The task is very simple, writting a seqence of integer variable to memory:
Original code:
for (size_t i=0; i<1000*1000*1000; ++i)
{
data[i]=i;
};
Parallelized code:
size_t stepsize=len/N;
#pragma omp parallel num_threads(N)
{
int threadIdx=omp_get_thread_num();
size_t istart=stepsize*threadIdx;
size_t iend=threadIdx==N-1?len:istart+stepsize;
#pragma simd
for (size_t i=istart; i<iend; ++i)
x[i]=i;
};
The performance sucks, it takes 1.6 sec to writing 1G uint64
variables (which is equal to 5GB per sec), by simple parallelization (open mp parallel
)of the above code, the speed increase abit, but performance still sucks, take 1.4 sec with 4 threads and 1.35 with 6 threads on a i7 3970.
The theortical memory bandwidth of my rig (i7 3970/64G DDR3-1600) is 51.2 GB/sec, for the above example, the achieved memory bandwidth is only about 1/10 of the theoritcal bandwidth, even through the application is pretty much memory-bandwidth-bounded.
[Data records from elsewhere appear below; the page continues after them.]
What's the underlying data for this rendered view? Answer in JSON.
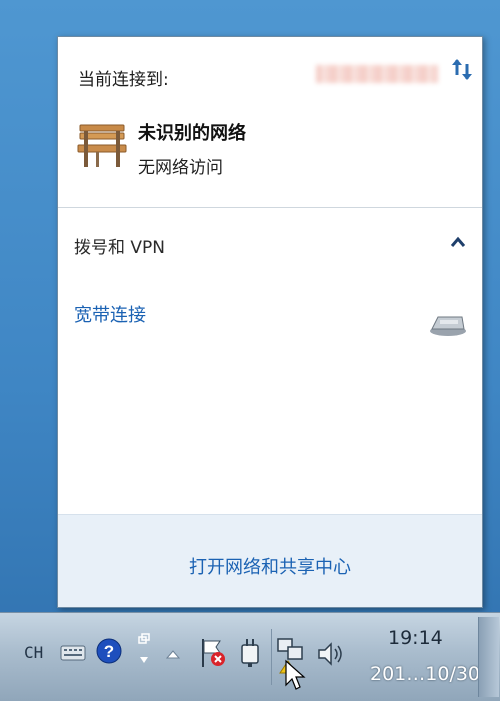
{
  "popup": {
    "current_connection_label": "当前连接到:",
    "network": {
      "name": "未识别的网络",
      "status": "无网络访问"
    },
    "dialup_section": {
      "title": "拨号和 VPN",
      "items": [
        {
          "label": "宽带连接",
          "icon": "broadband-modem-icon"
        }
      ]
    },
    "footer_link": "打开网络和共享中心"
  },
  "taskbar": {
    "language": "CH",
    "clock_time": "19:14",
    "clock_date": "201…10/30",
    "icons": [
      "keyboard-icon",
      "help-icon",
      "expand-icon",
      "show-hidden-icons-arrow",
      "action-center-flag-icon",
      "power-plug-icon",
      "network-icon",
      "volume-icon"
    ]
  },
  "colors": {
    "link": "#1b62b3",
    "footer_bg": "#e8f0f8",
    "desktop": "#3f86c4"
  }
}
Anyone know how to improve the code?
I wrote alot of memory-bound code on GPU, its pretty easy for GPU to take full advantage of the GPU's device memory bandwidth (e.g. 85%+ of theoritcal bandwidth).
EDIT:
The code is compiled by Intel ICC 13.1, to 64bit binary, and with maximum optimzation (O3) and AVX code path on, as well as auto-vectorization.
UPDATE:
I tried all the codes below ( thanks to Paul R), nothing special happens, I believe the compiler is fully capable of doing the kind of simd/vectorization optimization.
As for why I want to fill the numbers there, well, long story short:
Its part of a high-performance heterogeneous computing algorthim, on the device side, the algorthim is highly efficient to the degree that the multi-GPU set is so fast such that I found the performance bottleneck happen to be when CPU try to write several seqence of numbers to memory.
Of cause, knowing that CPU sucks at filling numbers (in contrast, the GPU can fill seqence of number at a speed very close (238GB/sec out of 288GB/sec on GK110 vs a pathetic 5GB/sec out of 51.2GB/sec on CPU) to the theorical bandwidth of GPU's global memory), I could change my algorthim a bit, but what make me wonder is why CPU sucks so bad at filling seqence of numbers here.
As for memory bandwidth of my rig, I believe the bandwidth (51.2GB) is about correct, based on my memcpy()
test, the achieved bandwidth is about 80%+ of the theoritical bandwidth (>40GB/sec).